Blended and Frozen Cocktails with Ross Simon of Bitter & Twisted in Downtown Phoenix
The piña colada at Bitter and Twisted is made with house-charred pineapple rum.
Frozen and frappe-style cocktails have had a few good seasons under their belts in larger cities like Chicago and San Francisco, but these frozen drinks have yet to gain real popularity in the Valley. (Though, to be fair, Joshua James of The Clever Koi did do Negroni snow cones for Negroni Week last summer.) And that's where Ross Simon of Bitter & Twisted steps in. Not only is he doing upscale versions of classics like the Piña Colada (with house-made, charred pineapple rum, mind you), he also keeps adding specials such as a frozen "Summer Irish Coffee" using local Cartel cold brewed coffee.
Naturally, we wanted to know more about what's chilling over at the bar.
Q: What's so special about your water, and how does this influence your ice?
A: The nano filtration process helps our water reach the quality of bottled water by controlling the TDS [total dissolved solids] so it still has a great taste yet doesn't totally strip it of all its minerality. This causes our ice to be really pure, helping assist in increasing quality and taste in our cocktails. It's also not as wasteful as, say, RO filtration, which is an extra bonus when living in Arizona where conservation should be taking into consideration.
Q: The blender hasn't been "cool" in bars or at coffee shops since the 80's (would you agree?) — so what's the draw and why are we circling back? Is it time for bars to let loose again? In Arizona, of all places, frozen drinks...
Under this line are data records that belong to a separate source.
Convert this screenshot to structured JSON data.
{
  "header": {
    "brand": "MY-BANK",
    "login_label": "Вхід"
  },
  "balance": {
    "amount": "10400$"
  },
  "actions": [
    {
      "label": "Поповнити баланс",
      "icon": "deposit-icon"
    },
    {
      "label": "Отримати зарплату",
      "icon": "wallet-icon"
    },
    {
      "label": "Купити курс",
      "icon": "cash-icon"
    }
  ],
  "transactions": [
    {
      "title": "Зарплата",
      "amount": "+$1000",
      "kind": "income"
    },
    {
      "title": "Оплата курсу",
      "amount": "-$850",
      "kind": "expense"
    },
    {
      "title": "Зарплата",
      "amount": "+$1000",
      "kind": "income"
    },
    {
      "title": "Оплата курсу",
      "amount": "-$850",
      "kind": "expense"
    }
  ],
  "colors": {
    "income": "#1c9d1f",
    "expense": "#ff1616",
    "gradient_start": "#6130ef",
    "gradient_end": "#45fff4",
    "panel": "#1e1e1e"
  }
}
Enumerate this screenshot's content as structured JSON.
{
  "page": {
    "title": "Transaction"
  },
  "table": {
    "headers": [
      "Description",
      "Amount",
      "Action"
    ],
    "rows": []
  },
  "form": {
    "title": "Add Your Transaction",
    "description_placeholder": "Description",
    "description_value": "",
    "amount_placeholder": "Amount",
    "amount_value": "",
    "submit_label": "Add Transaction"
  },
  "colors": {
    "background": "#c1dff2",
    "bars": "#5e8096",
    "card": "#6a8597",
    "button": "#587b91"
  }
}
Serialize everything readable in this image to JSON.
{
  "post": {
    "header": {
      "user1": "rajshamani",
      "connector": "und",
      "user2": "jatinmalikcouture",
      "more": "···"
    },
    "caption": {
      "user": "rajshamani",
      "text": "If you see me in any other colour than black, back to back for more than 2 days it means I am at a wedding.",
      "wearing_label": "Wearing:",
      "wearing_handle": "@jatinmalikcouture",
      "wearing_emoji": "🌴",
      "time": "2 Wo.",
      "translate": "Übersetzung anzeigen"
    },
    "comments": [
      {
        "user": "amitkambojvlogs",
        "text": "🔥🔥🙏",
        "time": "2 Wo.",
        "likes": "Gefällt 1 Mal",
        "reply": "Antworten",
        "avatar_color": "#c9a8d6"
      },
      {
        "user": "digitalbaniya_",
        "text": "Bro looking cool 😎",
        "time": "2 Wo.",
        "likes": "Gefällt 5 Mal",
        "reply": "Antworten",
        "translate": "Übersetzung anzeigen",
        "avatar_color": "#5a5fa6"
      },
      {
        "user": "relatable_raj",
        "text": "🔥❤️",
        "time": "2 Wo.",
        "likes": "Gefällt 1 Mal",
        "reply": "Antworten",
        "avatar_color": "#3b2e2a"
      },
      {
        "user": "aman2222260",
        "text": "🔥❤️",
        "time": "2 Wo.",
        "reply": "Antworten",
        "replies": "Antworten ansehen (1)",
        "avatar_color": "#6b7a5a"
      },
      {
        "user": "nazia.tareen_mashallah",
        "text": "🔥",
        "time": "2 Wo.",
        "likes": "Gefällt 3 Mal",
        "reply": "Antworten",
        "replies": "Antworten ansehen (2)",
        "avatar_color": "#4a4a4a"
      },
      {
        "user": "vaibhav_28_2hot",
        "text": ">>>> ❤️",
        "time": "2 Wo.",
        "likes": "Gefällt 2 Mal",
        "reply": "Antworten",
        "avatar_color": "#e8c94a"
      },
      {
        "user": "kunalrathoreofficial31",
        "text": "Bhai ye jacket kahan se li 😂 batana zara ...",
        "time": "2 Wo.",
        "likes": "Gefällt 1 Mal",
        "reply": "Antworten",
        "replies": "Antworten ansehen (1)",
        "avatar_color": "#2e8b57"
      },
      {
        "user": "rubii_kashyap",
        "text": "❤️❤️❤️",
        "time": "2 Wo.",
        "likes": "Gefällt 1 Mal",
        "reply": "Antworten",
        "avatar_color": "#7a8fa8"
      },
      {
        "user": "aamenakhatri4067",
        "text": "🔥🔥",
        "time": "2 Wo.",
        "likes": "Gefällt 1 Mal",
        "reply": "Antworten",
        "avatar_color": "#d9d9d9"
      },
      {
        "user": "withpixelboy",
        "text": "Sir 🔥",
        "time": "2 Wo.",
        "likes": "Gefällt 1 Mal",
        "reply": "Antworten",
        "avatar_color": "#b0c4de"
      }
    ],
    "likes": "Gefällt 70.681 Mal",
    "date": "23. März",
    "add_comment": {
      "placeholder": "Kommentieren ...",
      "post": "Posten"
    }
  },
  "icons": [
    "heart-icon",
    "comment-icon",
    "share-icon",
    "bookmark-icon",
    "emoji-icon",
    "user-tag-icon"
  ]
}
A: The blender took a hit because most bartenders assigned it to the hotel pool or related it to cocktails which weren't were made particularly well. They blended cocktails that were made with "mixes" with high fructose corn syrup or other nasty or cheap ingredients. Now bartenders are realizing if you stick quality ingredients in that are fresh, and tasty, you can get amazing tasty things out of them that are fun and icy-cold. Perfect for one of the hottest states in the union.
Q: Tell me your favorite "frozen" drinks — on your menu, sure, but elsewhere as well? Does it lend itself towards tiki drinks, or is the reach and potential farther than that?
A ripping cold drink gets blended behind the bar at Bitter and Twisted.
A: The B&T Piña colada with charred pineapple rum equals yum. Going in another direction, we did actually add another one called the "Summer Irish coffee". We took the classic winter cocktail and turned it into a refreshing summer version using Cartel coffee cold brew and Powers Irish whiskey as the base.
Right now in the bars I frequent around town I see a few frozen drinks popping up, I'm sure we'll see more with some really creative touches if more bars start taking up the blender. Micah [Olson] did make me a very tasty number over at CI (Counter Intuitive) at a special event which used amaro and was delicious. Frozen drinks love fresh fruit so tiki is a natural and logical direction for it to pair with.
Q: Any secrets to frozen cocktails? Any tips?
A: Use crushed or nugget ice to blend with. Don't use your solid cubes. It will take longer and destroy the life span or the blender blades and motor. Use half a cup of crushed ice to start, then add more if needed to end up with a great smooth frozen cocktail. If it stops blending and freezes up, just add a little more liquid get it blending smoothly again.
Q: Would you or do you already make frozen cocktails at home and if so, which ones?
A: I love making frozen daiquiris when someone brings a load of fresh fruit or berries to a bbq in the Summer. Just blend those puppies up with some fresh lime juice, a touch of cane syrup or honey for balance, and finally add a good measure of any good flavorful rum. Great for sharing and cooling you down on a summers day.
Q: How do feel about boozy snow cones? Too far? We went to a place in LA recently that was serving them out of a backyard camper van-turned bar... Given the setting, I'd say they pulled it off.
A: That sounds fun! Great example of right place, right time. I would say the same rules apply here. Quality ingredients are required or else you'll just end up with something cheap and syrupy; giving you not just sticky fingers, but perhaps a nasty little headache the next day as well.
Q: Any other comments on frozen drinks? Tell me anything you'd like to say or find interesting.
A: Frozen or blended drinks can be a lot of fun, but it's shouldn't be the be all and end all as far as cocktail menus are concerned. Adding just a couple of blended drinks helps to balance out the other stirred, built, swizzled or shaken techniques.
The Whiskey Berry Jubilee contains whiskey, three berry liqueur, and berry puree.